Two working weeks remain in the summer of 2012 and building projects for the O Scale (Hi-Rail) CONUS Lines are drawing to a close.
1. The June project was to build a Chamber of Commerce and Railroad Park for the town of Ellison, site of the major yard/engine terminal on CONUS Lines. I "severely" modified a Bar Mills mid-20s gas station kit, based on a similar effort I saw in Montana many years ago.
2. The locals are celebrating the opening of the new city offices in the renovated gas station with a picnic.
3. The July project was to model one wing of the Eagle Mountain House where my wife and I had spent several days of our October '85 honeymoon, and to which our family of four returned in the summer of '01. A Bar Mills Idaho Hotel kit served as the basis for this rendering. Location on the layout is amongst the mountains at Summit, highest point on CONUS Lines.
4. Final project of the summer, about half done, is the York Hotel/Railroad YMCA. Goal is to finish this by Labor Day Weekend and install it adjacent to the engine terminal.
5. Attending the Strasburg, Pennsylvania, O Scale show 11 August I purchased three cars from the collection of retired Navy Captain W.C. Johnson. The two cabooses and one refrigerator car were all hand built solely from wood in the 1930s when Johnson was on active duty. Stationed in the submarine tender USS Canopus (AS-9) in 1941, Johnson was sent to Corregidor when his ship was sunk, along with other surviving crew members. Becoming a prisoner of war when Corregidor fell in May 1942, he suffered at POW camps in the Philippines and finally in Japan. He survived the war, and in the late 40s would attribute his ability to exist in the POW camps to his hobby and sketches he made throughout the internment of railroad equipment, etc. Here is one of his hand made cabooses, built in 1936. When stationed in San Diego in the mid-30s, "Western Pacific" was his railroad, replete with his own custom-designed herald.
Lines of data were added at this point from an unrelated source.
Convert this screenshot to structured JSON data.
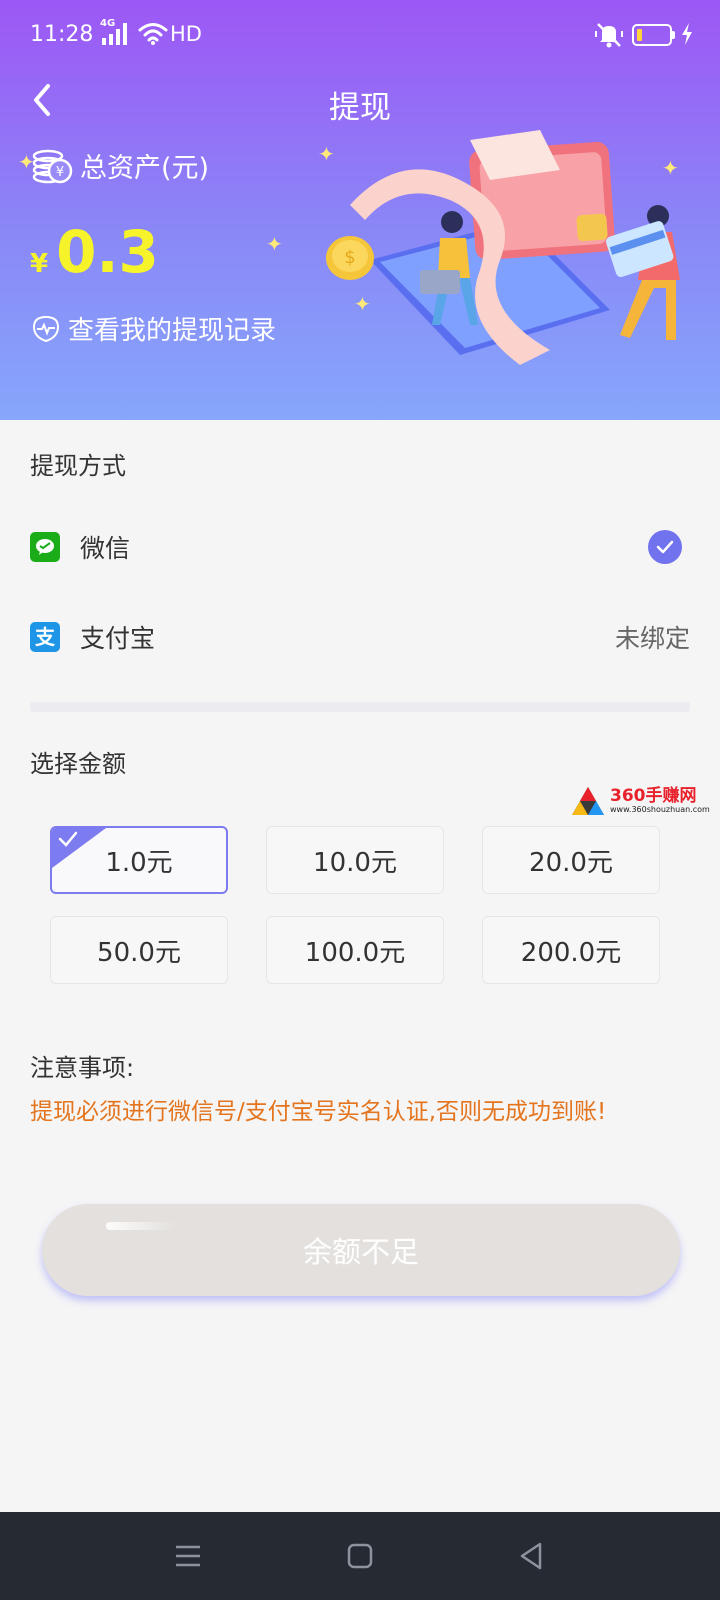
{
  "status_bar": {
    "time": "11:28",
    "network": "4G",
    "hd": "HD"
  },
  "header": {
    "title": "提现",
    "total_assets_label": "总资产(元)",
    "currency_symbol": "¥",
    "balance": "0.3",
    "record_link": "查看我的提现记录"
  },
  "withdraw_method": {
    "section_title": "提现方式",
    "options": [
      {
        "label": "微信",
        "icon": "wechat-icon",
        "selected": true,
        "status": ""
      },
      {
        "label": "支付宝",
        "icon": "alipay-icon",
        "selected": false,
        "status": "未绑定"
      }
    ]
  },
  "amount": {
    "section_title": "选择金额",
    "options": [
      "1.0元",
      "10.0元",
      "20.0元",
      "50.0元",
      "100.0元",
      "200.0元"
    ],
    "selected_index": 0
  },
  "watermark": {
    "brand": "360手赚网",
    "url": "www.360shouzhuan.com"
  },
  "notes": {
    "title": "注意事项:",
    "text": "提现必须进行微信号/支付宝号实名认证,否则无成功到账!"
  },
  "submit_button": {
    "label": "余额不足",
    "enabled": false
  },
  "colors": {
    "header_top": "#9d57f5",
    "header_bottom": "#86a7fb",
    "accent": "#7173ee",
    "balance": "#f6f32a",
    "warning": "#e4751e",
    "wechat": "#1aad19",
    "alipay": "#1e95e6",
    "button_disabled": "#e3e0dd"
  }
}
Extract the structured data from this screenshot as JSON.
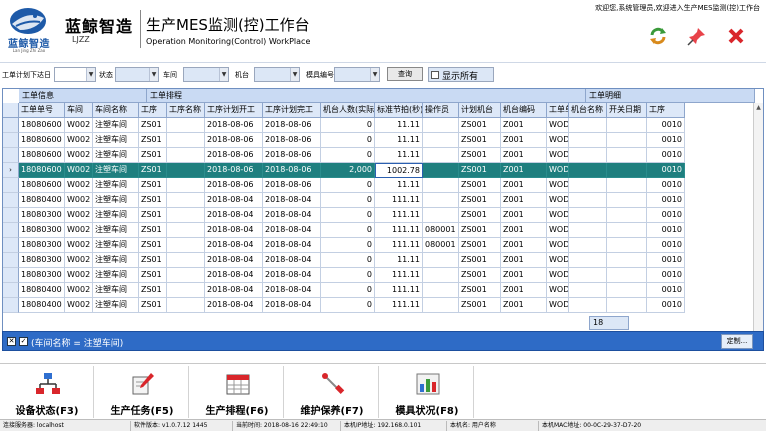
{
  "header": {
    "logo_cn": "蓝鲸智造",
    "logo_en": "Lan Jing Zhi Zao",
    "brand_cn": "蓝鲸智造",
    "brand_en": "LJZZ",
    "title_cn": "生产MES监测(控)工作台",
    "title_en": "Operation Monitoring(Control) WorkPlace",
    "top_status": "欢迎您,系统管理员,欢迎进入生产MES监测(控)工作台",
    "icons": [
      "refresh-icon",
      "pin-icon",
      "close-icon"
    ],
    "colors": {
      "brand": "#1e5aa8",
      "close": "#d9262b",
      "refresh": "#3a9a3a"
    }
  },
  "filters": {
    "f1_label": "工单计划下达日",
    "f2_label": "状态",
    "f3_label": "车间",
    "f4_label": "机台",
    "f5_label": "模具编号",
    "query_label": "查询",
    "show_all_label": "显示所有"
  },
  "grid": {
    "bands": [
      "工单信息",
      "工单排程",
      "工单明细"
    ],
    "columns": [
      "工单单号",
      "车间",
      "车间名称",
      "工序",
      "工序名称",
      "工序计划开工",
      "工序计划完工",
      "机台人数(实际)",
      "标准节拍(秒)",
      "操作员",
      "计划机台",
      "机台编码",
      "工单单号",
      "机台名称",
      "开关日期",
      "工序"
    ],
    "rows": [
      [
        "18080600",
        "W002",
        "注塑车间",
        "ZS01",
        "",
        "2018-08-06",
        "2018-08-06",
        "0",
        "11.11",
        "",
        "ZS001",
        "Z001",
        "WOD",
        "",
        "",
        "0010"
      ],
      [
        "18080600",
        "W002",
        "注塑车间",
        "ZS01",
        "",
        "2018-08-06",
        "2018-08-06",
        "0",
        "11.11",
        "",
        "ZS001",
        "Z001",
        "WOD",
        "",
        "",
        "0010"
      ],
      [
        "18080600",
        "W002",
        "注塑车间",
        "ZS01",
        "",
        "2018-08-06",
        "2018-08-06",
        "0",
        "11.11",
        "",
        "ZS001",
        "Z001",
        "WOD",
        "",
        "",
        "0010"
      ],
      [
        "18080600",
        "W002",
        "注塑车间",
        "ZS01",
        "",
        "2018-08-06",
        "2018-08-06",
        "2,000",
        "1002.78",
        "",
        "ZS001",
        "Z001",
        "WOD",
        "",
        "",
        "0010"
      ],
      [
        "18080600",
        "W002",
        "注塑车间",
        "ZS01",
        "",
        "2018-08-06",
        "2018-08-06",
        "0",
        "11.11",
        "",
        "ZS001",
        "Z001",
        "WOD",
        "",
        "",
        "0010"
      ],
      [
        "18080400",
        "W002",
        "注塑车间",
        "ZS01",
        "",
        "2018-08-04",
        "2018-08-04",
        "0",
        "111.11",
        "",
        "ZS001",
        "Z001",
        "WOD",
        "",
        "",
        "0010"
      ],
      [
        "18080300",
        "W002",
        "注塑车间",
        "ZS01",
        "",
        "2018-08-04",
        "2018-08-04",
        "0",
        "111.11",
        "",
        "ZS001",
        "Z001",
        "WOD",
        "",
        "",
        "0010"
      ],
      [
        "18080300",
        "W002",
        "注塑车间",
        "ZS01",
        "",
        "2018-08-04",
        "2018-08-04",
        "0",
        "111.11",
        "080001",
        "ZS001",
        "Z001",
        "WOD",
        "",
        "",
        "0010"
      ],
      [
        "18080300",
        "W002",
        "注塑车间",
        "ZS01",
        "",
        "2018-08-04",
        "2018-08-04",
        "0",
        "111.11",
        "080001",
        "ZS001",
        "Z001",
        "WOD",
        "",
        "",
        "0010"
      ],
      [
        "18080300",
        "W002",
        "注塑车间",
        "ZS01",
        "",
        "2018-08-04",
        "2018-08-04",
        "0",
        "11.11",
        "",
        "ZS001",
        "Z001",
        "WOD",
        "",
        "",
        "0010"
      ],
      [
        "18080300",
        "W002",
        "注塑车间",
        "ZS01",
        "",
        "2018-08-04",
        "2018-08-04",
        "0",
        "111.11",
        "",
        "ZS001",
        "Z001",
        "WOD",
        "",
        "",
        "0010"
      ],
      [
        "18080400",
        "W002",
        "注塑车间",
        "ZS01",
        "",
        "2018-08-04",
        "2018-08-04",
        "0",
        "111.11",
        "",
        "ZS001",
        "Z001",
        "WOD",
        "",
        "",
        "0010"
      ],
      [
        "18080400",
        "W002",
        "注塑车间",
        "ZS01",
        "",
        "2018-08-04",
        "2018-08-04",
        "0",
        "111.11",
        "",
        "ZS001",
        "Z001",
        "WOD",
        "",
        "",
        "0010"
      ]
    ],
    "selected_row": 3,
    "summary_value": "18"
  },
  "filter_status": {
    "text": "(车间名称 = 注塑车间)",
    "custom_label": "定制..."
  },
  "toolbar": {
    "buttons": [
      {
        "label": "设备状态(F3)",
        "icon": "network-icon"
      },
      {
        "label": "生产任务(F5)",
        "icon": "edit-icon"
      },
      {
        "label": "生产排程(F6)",
        "icon": "calendar-icon"
      },
      {
        "label": "维护保养(F7)",
        "icon": "wrench-icon"
      },
      {
        "label": "模具状况(F8)",
        "icon": "bar-chart-icon"
      }
    ]
  },
  "statusbar": {
    "s1": "连接服务器: localhost",
    "s2": "软件版本: v1.0.7.12 1445",
    "s3": "当前时间: 2018-08-16 22:49:10",
    "s4": "本机IP地址: 192.168.0.101",
    "s5": "本机名: 用户名称",
    "s6": "本机MAC地址: 00-0C-29-37-D7-20"
  }
}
6. Assigned to duties at the Naval Training Station, Newport, Rhode Island in 1937, then Lieutenant Junior Grade Johnson made the cross-country trek with both his wife and his model railroad equipment. New England duty resulted in construction of equipment for both the New Haven and this "Southern Aquidneck" truss rod boxcar. (NTC is located on Aquidneck Island; the Naval War College and other Navy facilities remain on the island in the 21st century). Though built in 1938, the 74-year old car remains structurally sound. Here it is trailing a trio of New Haven FAs pulling a Maybrook-bound freight through Georges Creek Junction as a New York Central Pacemaker freight enters Ellison yard lead behind Mohawk #3100.